We went home that evening with nothing but a blue grouse between us.  The next Wednesday I was hunting again.  I hunted 2 days without seeing a buck on public land.  The only buck I did see, on private land, was a very small 2x3 I wouldn't have shot anyway.  Saturday was a pretty depressing day!  The boys and I headed for a spot I knew held a lot of deer in the decades prior, but so had all the other spots we had checked, so we went without hope!  We took shotguns, because its loaded with chukar, and that day marked the opener for upland game birds.

We hiked hard that morning, beating all the bird hunters and deer hunters that showed.  We got high on the ridge and worked our way along the backbone, following fresh 4-wheeler tracks.............not my kind of fun!  We climbed to the top, circled another ridge and didn't see a deer......but we heard and had seen lots and lots of chukar.  This country is open, you can see for miles in any direction, and there wasn't a ungulate to be seen............anywhere!  So we consigned ourself to chukar and duck hunting that day.  We were walking back along the top to the ridge we'd climbed when I looked below us, under a juniper, and saw the unmistakable profile of a mule deer buck bedded in the shadows of the tree (it was actually 4 bucks).

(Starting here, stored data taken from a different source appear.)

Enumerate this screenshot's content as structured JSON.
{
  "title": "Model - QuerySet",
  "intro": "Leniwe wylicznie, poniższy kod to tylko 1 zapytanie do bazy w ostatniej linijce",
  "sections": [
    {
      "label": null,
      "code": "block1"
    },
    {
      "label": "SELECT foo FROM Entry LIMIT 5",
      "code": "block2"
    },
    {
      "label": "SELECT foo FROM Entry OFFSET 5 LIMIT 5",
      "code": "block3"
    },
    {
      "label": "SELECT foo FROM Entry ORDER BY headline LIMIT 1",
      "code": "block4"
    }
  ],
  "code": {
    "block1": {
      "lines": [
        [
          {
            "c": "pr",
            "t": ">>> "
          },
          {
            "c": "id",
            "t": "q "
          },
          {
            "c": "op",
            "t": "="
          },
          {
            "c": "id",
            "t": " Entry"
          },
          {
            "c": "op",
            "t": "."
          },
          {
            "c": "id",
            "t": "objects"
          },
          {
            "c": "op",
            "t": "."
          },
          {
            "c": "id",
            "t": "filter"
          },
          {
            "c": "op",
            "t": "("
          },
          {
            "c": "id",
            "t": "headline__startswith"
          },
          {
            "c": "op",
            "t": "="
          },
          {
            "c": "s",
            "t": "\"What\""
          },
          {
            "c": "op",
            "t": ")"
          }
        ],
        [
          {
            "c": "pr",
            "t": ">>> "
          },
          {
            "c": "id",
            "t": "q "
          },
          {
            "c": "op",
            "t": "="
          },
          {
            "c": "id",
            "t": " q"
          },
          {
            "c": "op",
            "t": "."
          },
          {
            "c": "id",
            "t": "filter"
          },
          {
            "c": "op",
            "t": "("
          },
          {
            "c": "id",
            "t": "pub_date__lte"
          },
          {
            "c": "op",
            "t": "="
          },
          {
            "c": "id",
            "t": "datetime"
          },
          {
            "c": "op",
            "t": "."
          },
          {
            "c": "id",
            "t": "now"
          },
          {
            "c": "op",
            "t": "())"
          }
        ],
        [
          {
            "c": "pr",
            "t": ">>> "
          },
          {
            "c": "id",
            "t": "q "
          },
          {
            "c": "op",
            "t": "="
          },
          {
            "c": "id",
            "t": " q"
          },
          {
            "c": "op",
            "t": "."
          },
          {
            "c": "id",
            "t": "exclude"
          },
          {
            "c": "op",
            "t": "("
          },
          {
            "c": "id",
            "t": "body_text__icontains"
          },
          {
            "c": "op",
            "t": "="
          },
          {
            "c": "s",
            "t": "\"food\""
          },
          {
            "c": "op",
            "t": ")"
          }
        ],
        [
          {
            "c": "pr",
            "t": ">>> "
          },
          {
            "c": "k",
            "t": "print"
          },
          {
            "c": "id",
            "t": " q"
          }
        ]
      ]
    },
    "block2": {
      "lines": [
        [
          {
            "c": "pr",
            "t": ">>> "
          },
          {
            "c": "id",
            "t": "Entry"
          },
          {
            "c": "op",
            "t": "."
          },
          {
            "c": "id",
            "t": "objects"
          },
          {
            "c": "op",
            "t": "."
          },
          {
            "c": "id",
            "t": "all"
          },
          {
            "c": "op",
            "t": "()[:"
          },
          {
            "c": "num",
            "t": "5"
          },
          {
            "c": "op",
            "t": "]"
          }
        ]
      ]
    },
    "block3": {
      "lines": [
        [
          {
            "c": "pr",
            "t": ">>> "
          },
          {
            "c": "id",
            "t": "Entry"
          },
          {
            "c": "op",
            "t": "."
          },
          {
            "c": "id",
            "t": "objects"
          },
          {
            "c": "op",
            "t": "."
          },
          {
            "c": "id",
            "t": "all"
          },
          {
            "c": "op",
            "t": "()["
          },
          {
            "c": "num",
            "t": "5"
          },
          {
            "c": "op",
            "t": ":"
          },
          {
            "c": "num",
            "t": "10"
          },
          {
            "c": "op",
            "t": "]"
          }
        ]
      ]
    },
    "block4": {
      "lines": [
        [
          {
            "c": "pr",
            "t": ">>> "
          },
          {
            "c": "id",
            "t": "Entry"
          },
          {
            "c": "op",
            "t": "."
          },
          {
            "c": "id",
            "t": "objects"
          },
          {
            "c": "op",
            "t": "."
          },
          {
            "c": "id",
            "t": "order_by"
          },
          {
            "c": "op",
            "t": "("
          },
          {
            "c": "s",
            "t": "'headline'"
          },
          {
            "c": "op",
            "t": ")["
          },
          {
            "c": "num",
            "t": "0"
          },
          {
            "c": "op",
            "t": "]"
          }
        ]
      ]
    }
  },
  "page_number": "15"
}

I got Corey lined out on the biggest buck we could see and Tyler and I waited.........don't ask me why I didn't have Tyler lined out, I just didn't think he wanted to shoot a spike or tiny forked horn, but I found out later he'd have shot either.  With three nice Wyoming 4-points under his belt, I wasn't sure he was wanting a small buck like that.  Corey shot the buck in his bed and when everyone else took off Tyler and I opened up.  We should have saved the ammo!  But Corey got a nice deer, we found three good deer sheds, and killed a load of chukars that day.  Not a bad end to a frustrating season.  I don't know what we will do next year............go back to Wyoming I guess!